There are five kinds of designated site which, where suitably located, will together form the MPAs. These are SACs, SPAs, SSSIs, Ramsar sites and Marine Conservation Zones (MCZs) which latter will protect nationally important marine habitats, species and geology.  

Area of Outstanding Natural Beauty – An AONB is an area of countryside considered to have significant landscape value in England,Wales or Northern Ireland, that has been specially designated by Natural England on behalf of the United Kingdom government; Natural Resources Wales (formerly the Countryside Council for Wales) on behalf of the Welsh Government; or the Northern Ireland Environment Agency on behalf of the Northern Ireland Executive.

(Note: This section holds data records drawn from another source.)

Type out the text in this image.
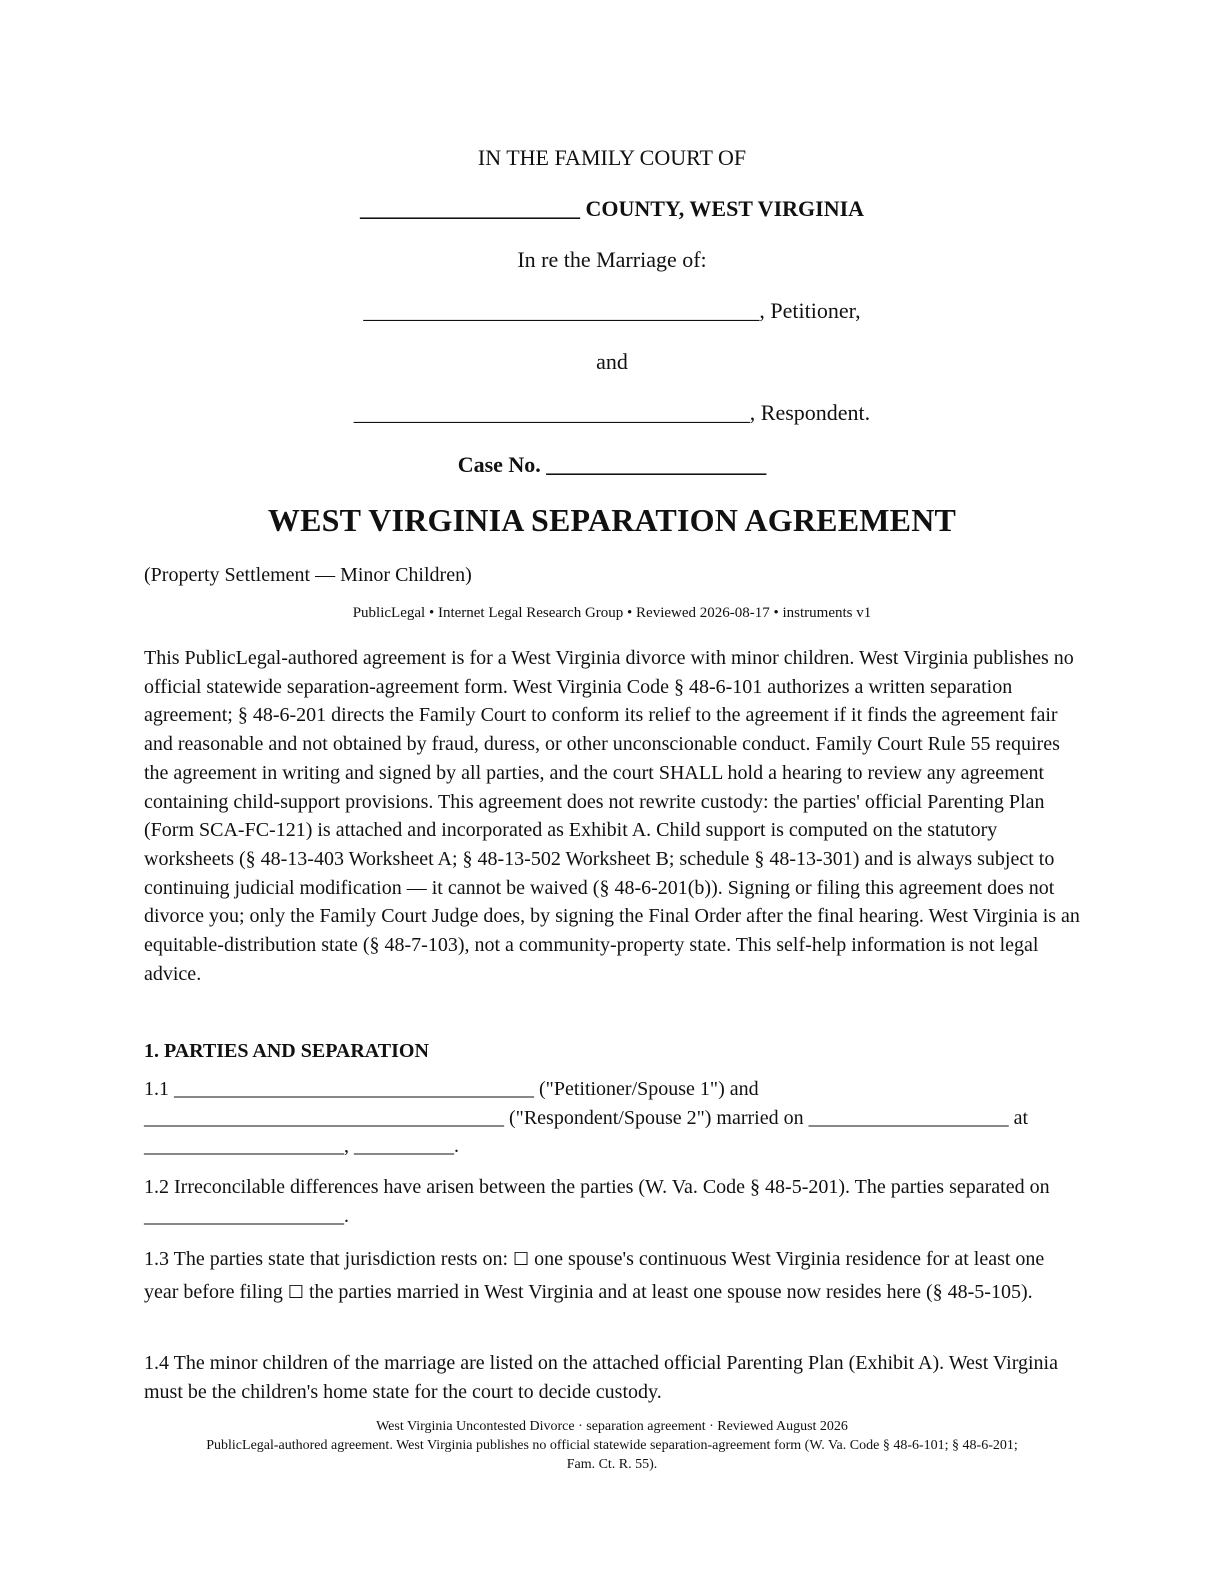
IN THE FAMILY COURT OF
____________________ COUNTY, WEST VIRGINIA
In re the Marriage of:
____________________________________, Petitioner,
and
____________________________________, Respondent.
Case No. ____________________
WEST VIRGINIA SEPARATION AGREEMENT
(Property Settlement — Minor Children)
PublicLegal • Internet Legal Research Group • Reviewed 2026-08-17 • instruments v1
This PublicLegal-authored agreement is for a West Virginia divorce with minor children. West Virginia publishes no official statewide separation-agreement form. West Virginia Code § 48-6-101 authorizes a written separation agreement; § 48-6-201 directs the Family Court to conform its relief to the agreement if it finds the agreement fair and reasonable and not obtained by fraud, duress, or other unconscionable conduct. Family Court Rule 55 requires the agreement in writing and signed by all parties, and the court SHALL hold a hearing to review any agreement containing child-support provisions. This agreement does not rewrite custody: the parties' official Parenting Plan (Form SCA-FC-121) is attached and incorporated as Exhibit A. Child support is computed on the statutory worksheets (§ 48-13-403 Worksheet A; § 48-13-502 Worksheet B; schedule § 48-13-301) and is always subject to continuing judicial modification — it cannot be waived (§ 48-6-201(b)). Signing or filing this agreement does not divorce you; only the Family Court Judge does, by signing the Final Order after the final hearing. West Virginia is an equitable-distribution state (§ 48-7-103), not a community-property state. This self-help information is not legal advice.
1. PARTIES AND SEPARATION
1.1 ____________________________________ ("Petitioner/Spouse 1") and ____________________________________ ("Respondent/Spouse 2") married on ____________________ at ____________________, __________.
1.2 Irreconcilable differences have arisen between the parties (W. Va. Code § 48-5-201). The parties separated on ____________________.
1.3 The parties state that jurisdiction rests on: ☐ one spouse's continuous West Virginia residence for at least one year before filing ☐ the parties married in West Virginia and at least one spouse now resides here (§ 48-5-105).
1.4 The minor children of the marriage are listed on the attached official Parenting Plan (Exhibit A). West Virginia must be the children's home state for the court to decide custody.
West Virginia Uncontested Divorce · separation agreement · Reviewed August 2026
PublicLegal-authored agreement. West Virginia publishes no official statewide separation-agreement form (W. Va. Code § 48-6-101; § 48-6-201;
Fam. Ct. R. 55).
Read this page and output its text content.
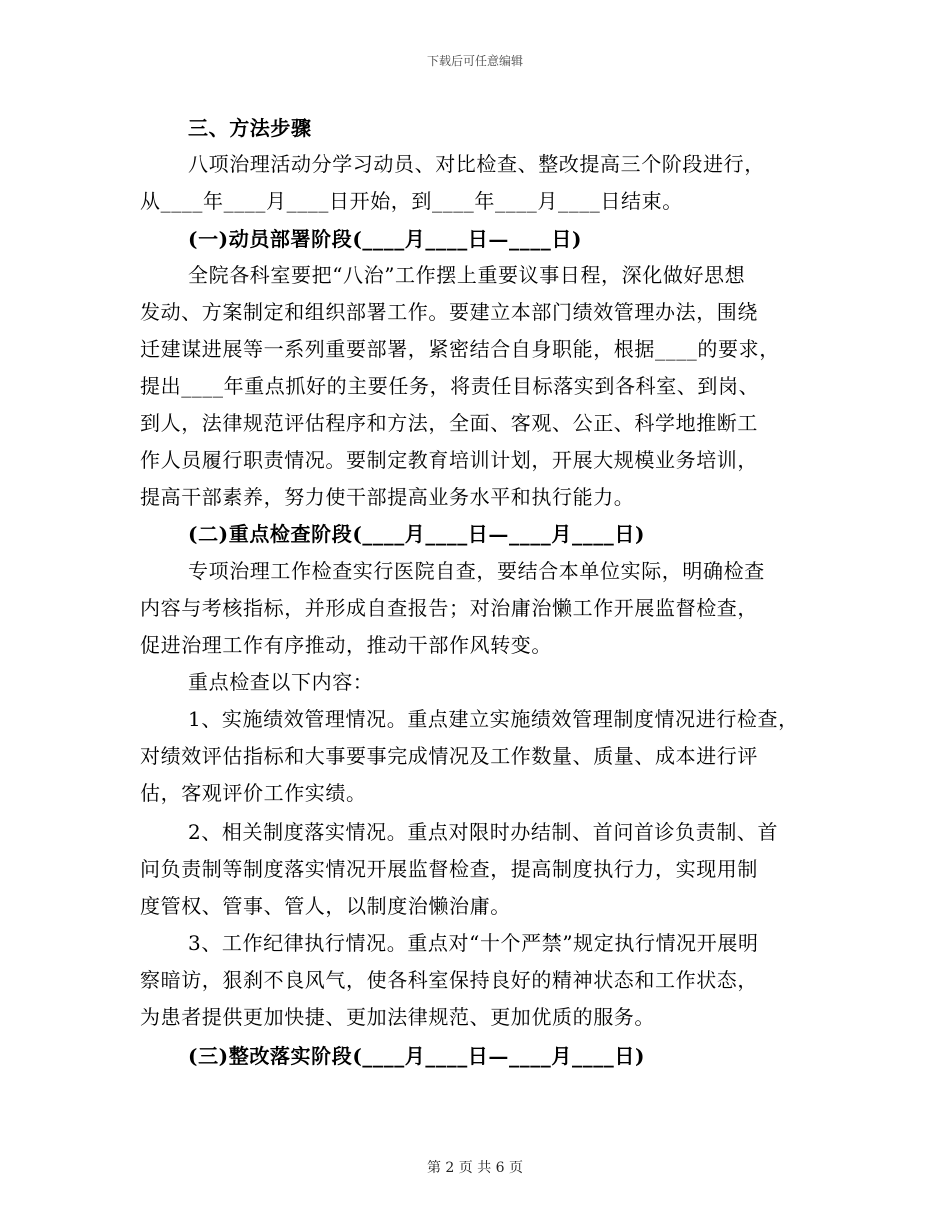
下载后可任意编辑
三、方法步骤
八项治理活动分学习动员、对比检查、整改提高三个阶段进行，
从____年____月____日开始，到____年____月____日结束。
(一)动员部署阶段(____月____日—____日)
全院各科室要把“八治”工作摆上重要议事日程，深化做好思想
发动、方案制定和组织部署工作。要建立本部门绩效管理办法，围绕
迁建谋进展等一系列重要部署，紧密结合自身职能，根据____的要求，
提出____年重点抓好的主要任务，将责任目标落实到各科室、到岗、
到人，法律规范评估程序和方法，全面、客观、公正、科学地推断工
作人员履行职责情况。要制定教育培训计划，开展大规模业务培训，
提高干部素养，努力使干部提高业务水平和执行能力。
(二)重点检查阶段(____月____日—____月____日)
专项治理工作检查实行医院自查，要结合本单位实际，明确检查
内容与考核指标，并形成自查报告；对治庸治懒工作开展监督检查，
促进治理工作有序推动，推动干部作风转变。
重点检查以下内容：
1、实施绩效管理情况。重点建立实施绩效管理制度情况进行检查，
对绩效评估指标和大事要事完成情况及工作数量、质量、成本进行评
估，客观评价工作实绩。
2、相关制度落实情况。重点对限时办结制、首问首诊负责制、首
问负责制等制度落实情况开展监督检查，提高制度执行力，实现用制
度管权、管事、管人，以制度治懒治庸。
3、工作纪律执行情况。重点对“十个严禁”规定执行情况开展明
察暗访，狠刹不良风气，使各科室保持良好的精神状态和工作状态，
为患者提供更加快捷、更加法律规范、更加优质的服务。
(三)整改落实阶段(____月____日—____月____日)
第 2 页 共 6 页
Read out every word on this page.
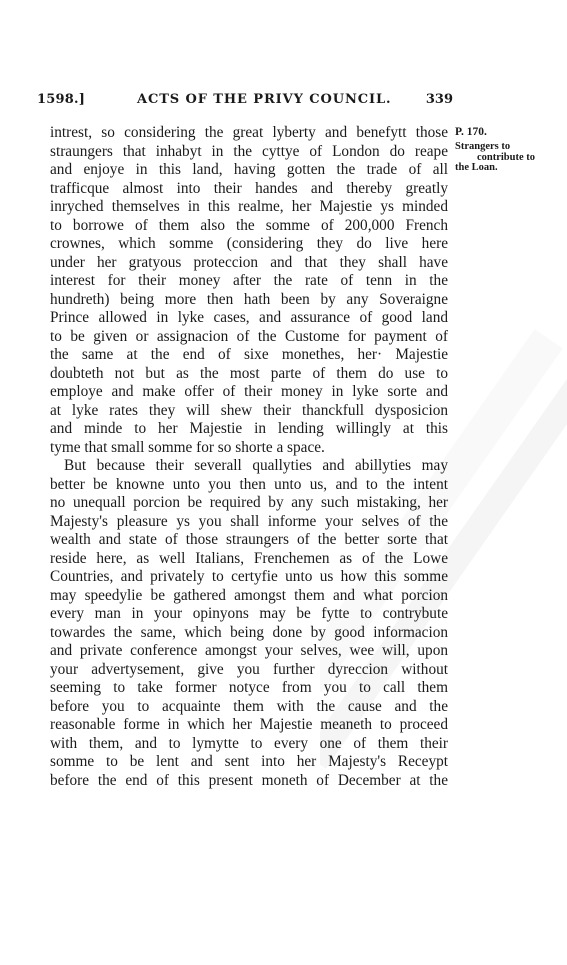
1598.]	ACTS OF THE PRIVY COUNCIL.	339
P. 170.
Strangers to
contribute to
the Loan.
intrest, so considering the great lyberty and benefytt those
straungers that inhabyt in the cyttye of London do reape
and enjoye in this land, having gotten the trade of all
trafficque almost into their handes and thereby greatly
inryched themselves in this realme, her Majestie ys minded
to borrowe of them also the somme of 200,000 French
crownes, which somme (considering they do live here
under her gratyous proteccion and that they shall have
interest for their money after the rate of tenn in the
hundreth) being more then hath been by any Soveraigne
Prince allowed in lyke cases, and assurance of good land
to be given or assignacion of the Custome for payment of
the same at the end of sixe monethes, her· Majestie
doubteth not but as the most parte of them do use to
employe and make offer of their money in lyke sorte and
at lyke rates they will shew their thanckfull dysposicion
and minde to her Majestie in lending willingly at this
tyme that small somme for so shorte a space.
But because their severall quallyties and abillyties may
better be knowne unto you then unto us, and to the intent
no unequall porcion be required by any such mistaking, her
Majesty's pleasure ys you shall informe your selves of the
wealth and state of those straungers of the better sorte that
reside here, as well Italians, Frenchemen as of the Lowe
Countries, and privately to certyfie unto us how this somme
may speedylie be gathered amongst them and what porcion
every man in your opinyons may be fytte to contrybute
towardes the same, which being done by good informacion
and private conference amongst your selves, wee will, upon
your advertysement, give you further dyreccion without
seeming to take former notyce from you to call them
before you to acquainte them with the cause and the
reasonable forme in which her Majestie meaneth to proceed
with them, and to lymytte to every one of them their
somme to be lent and sent into her Majesty's Receypt
before the end of this present moneth of December at the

The primary purpose of the AONB designation is to conserve and enhance the natural beauty of the landscape, with two secondary aims: meeting the need for quiet enjoyment of the countryside and having regard for the interests of those who live and work there. To achieve these aims, AONBs rely on planning controls and practical countryside management. The National Planning Policy Framework (2012) stated that AONBs and national parks have equal status when it comes to planning consent and other sensitive issues. National parks, however, have their own authorities with legal powers to prevent unsympathetic development.

UNESCO (United Nations Educational, Scientific and Cultural Organization ) World Biosphere Reserve – Brighton and Lewes Downs is the first completely new Biosphere site in the UK for almost 40 years and the first ever in south-east England. The Brighton and Lewes Downs Biosphere area covers around 390 square kilometres of land and sea in Sussex, between the Rivers Adur and Ouse and lies partly within the South Downs National Park. Extending two nautical miles out to sea, it also includes part of one of the first Marine Conservation Zones. Its ambition is to deliver the following in an innovative and integrated way:

  • Conserve and enhance nature
  • Support human development that is sustainable
  • Encourage environmental knowledge, learning and awareness and engagement.